Scientists from around the world travel here to perform experiments at the ESRF, which exclusively uses Unix-based workstations and software to control the experiments and collect the data. But upon returning home to analyze their data, many of these scientists either prefer or else need to use tools only available on PCs. There are some solutions to help bridge the hardware gap, but until now scientists have always been forced to chose one platform for writing new software, then "damage-control" the consequences.
The Hardware Independence
Scientific laboratories are filled with both high-performance Unix-based workstations as well as PCs. The workstations offer speed and stability. PCs offer a more user-friendly work environment with plenty of tools for data analysis — but also tools like spreadsheets, word processors, and presentation managers that scientists need to write reports and present their findings. As shown in our example (see the sidebar "The Hardware Problem in the Scientific Laboratory"), until now scientists have always been forced to chose one platform for writing new software, then "damage-control" the consequences.
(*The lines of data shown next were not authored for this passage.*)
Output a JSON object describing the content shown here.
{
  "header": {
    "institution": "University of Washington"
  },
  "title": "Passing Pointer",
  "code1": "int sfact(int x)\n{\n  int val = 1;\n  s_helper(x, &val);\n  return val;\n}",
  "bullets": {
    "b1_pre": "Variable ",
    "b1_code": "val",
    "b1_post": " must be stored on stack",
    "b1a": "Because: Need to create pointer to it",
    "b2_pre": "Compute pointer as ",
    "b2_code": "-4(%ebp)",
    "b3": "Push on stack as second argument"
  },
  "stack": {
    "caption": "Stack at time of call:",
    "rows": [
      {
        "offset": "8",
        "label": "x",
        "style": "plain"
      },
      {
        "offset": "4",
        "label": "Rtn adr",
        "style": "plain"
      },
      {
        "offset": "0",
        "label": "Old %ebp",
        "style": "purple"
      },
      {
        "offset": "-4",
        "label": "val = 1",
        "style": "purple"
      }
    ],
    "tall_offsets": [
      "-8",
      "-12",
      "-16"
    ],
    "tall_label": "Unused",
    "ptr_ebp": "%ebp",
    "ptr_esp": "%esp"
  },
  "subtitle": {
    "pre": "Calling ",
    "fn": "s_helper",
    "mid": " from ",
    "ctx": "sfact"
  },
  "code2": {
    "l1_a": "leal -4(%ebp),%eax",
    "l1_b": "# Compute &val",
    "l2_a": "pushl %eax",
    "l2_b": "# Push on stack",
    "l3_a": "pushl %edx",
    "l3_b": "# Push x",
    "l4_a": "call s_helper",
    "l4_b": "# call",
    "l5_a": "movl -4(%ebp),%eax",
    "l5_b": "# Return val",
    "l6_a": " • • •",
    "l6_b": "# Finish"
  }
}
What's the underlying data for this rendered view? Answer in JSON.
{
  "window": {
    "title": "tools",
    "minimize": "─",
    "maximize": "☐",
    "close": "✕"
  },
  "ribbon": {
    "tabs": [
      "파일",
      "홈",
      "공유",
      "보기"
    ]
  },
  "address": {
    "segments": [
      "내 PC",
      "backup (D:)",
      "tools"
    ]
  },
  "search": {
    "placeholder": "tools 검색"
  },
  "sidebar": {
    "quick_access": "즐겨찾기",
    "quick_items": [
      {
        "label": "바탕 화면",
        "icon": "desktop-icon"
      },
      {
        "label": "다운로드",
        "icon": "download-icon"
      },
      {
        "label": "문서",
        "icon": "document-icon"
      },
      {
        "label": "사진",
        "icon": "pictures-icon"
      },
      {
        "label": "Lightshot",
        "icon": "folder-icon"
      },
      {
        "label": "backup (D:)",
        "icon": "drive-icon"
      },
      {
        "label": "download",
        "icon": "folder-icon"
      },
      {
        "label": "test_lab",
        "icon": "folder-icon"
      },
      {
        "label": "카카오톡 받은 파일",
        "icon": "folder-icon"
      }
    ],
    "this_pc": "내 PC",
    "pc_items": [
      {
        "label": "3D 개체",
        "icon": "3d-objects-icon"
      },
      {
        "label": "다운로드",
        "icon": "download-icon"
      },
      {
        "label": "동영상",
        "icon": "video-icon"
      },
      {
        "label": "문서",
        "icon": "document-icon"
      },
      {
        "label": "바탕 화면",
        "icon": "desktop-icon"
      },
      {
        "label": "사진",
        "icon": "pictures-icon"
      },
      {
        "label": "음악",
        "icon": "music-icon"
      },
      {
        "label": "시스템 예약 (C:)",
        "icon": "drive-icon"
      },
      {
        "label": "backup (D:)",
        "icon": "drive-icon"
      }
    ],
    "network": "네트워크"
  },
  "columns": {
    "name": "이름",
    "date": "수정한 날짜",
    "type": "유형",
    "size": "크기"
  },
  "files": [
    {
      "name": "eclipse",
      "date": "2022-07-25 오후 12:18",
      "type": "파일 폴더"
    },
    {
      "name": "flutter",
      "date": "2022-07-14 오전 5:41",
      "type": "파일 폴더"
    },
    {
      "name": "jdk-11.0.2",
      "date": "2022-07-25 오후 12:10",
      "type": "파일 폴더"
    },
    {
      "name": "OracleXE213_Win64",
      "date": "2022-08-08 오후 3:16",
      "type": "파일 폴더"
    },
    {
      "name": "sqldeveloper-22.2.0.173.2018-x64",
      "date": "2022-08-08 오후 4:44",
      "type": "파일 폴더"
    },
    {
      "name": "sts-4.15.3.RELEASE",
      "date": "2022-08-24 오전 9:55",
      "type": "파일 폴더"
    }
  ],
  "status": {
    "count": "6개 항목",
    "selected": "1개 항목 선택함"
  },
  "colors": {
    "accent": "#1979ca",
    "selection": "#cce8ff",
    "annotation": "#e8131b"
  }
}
The numerical standardization of Java provides the ultimate scientific solution to this hardware problem: from loop iteration (a problem in Fortran), to the choice of fdlibm mathematical functions, right down to the 64-bit IEEE 754 implementation of floating point arithmetic. This means "write-once, run-anywhere" scientific programs in Java will crunch numbers in exactly the same way on the workstation in the lab as the data are being collected, on the PC in the office, or even on a notebook computer during flights to scientific conferences!
So ... while Java may not have been designed with the scientist in mind, its powerful features make it an important if somewhat less-than-ideal platform for modern scientific programming. And with some creativity — and perhaps a bit of patience — any scientific programmer can take full advantage of what Java has to offer.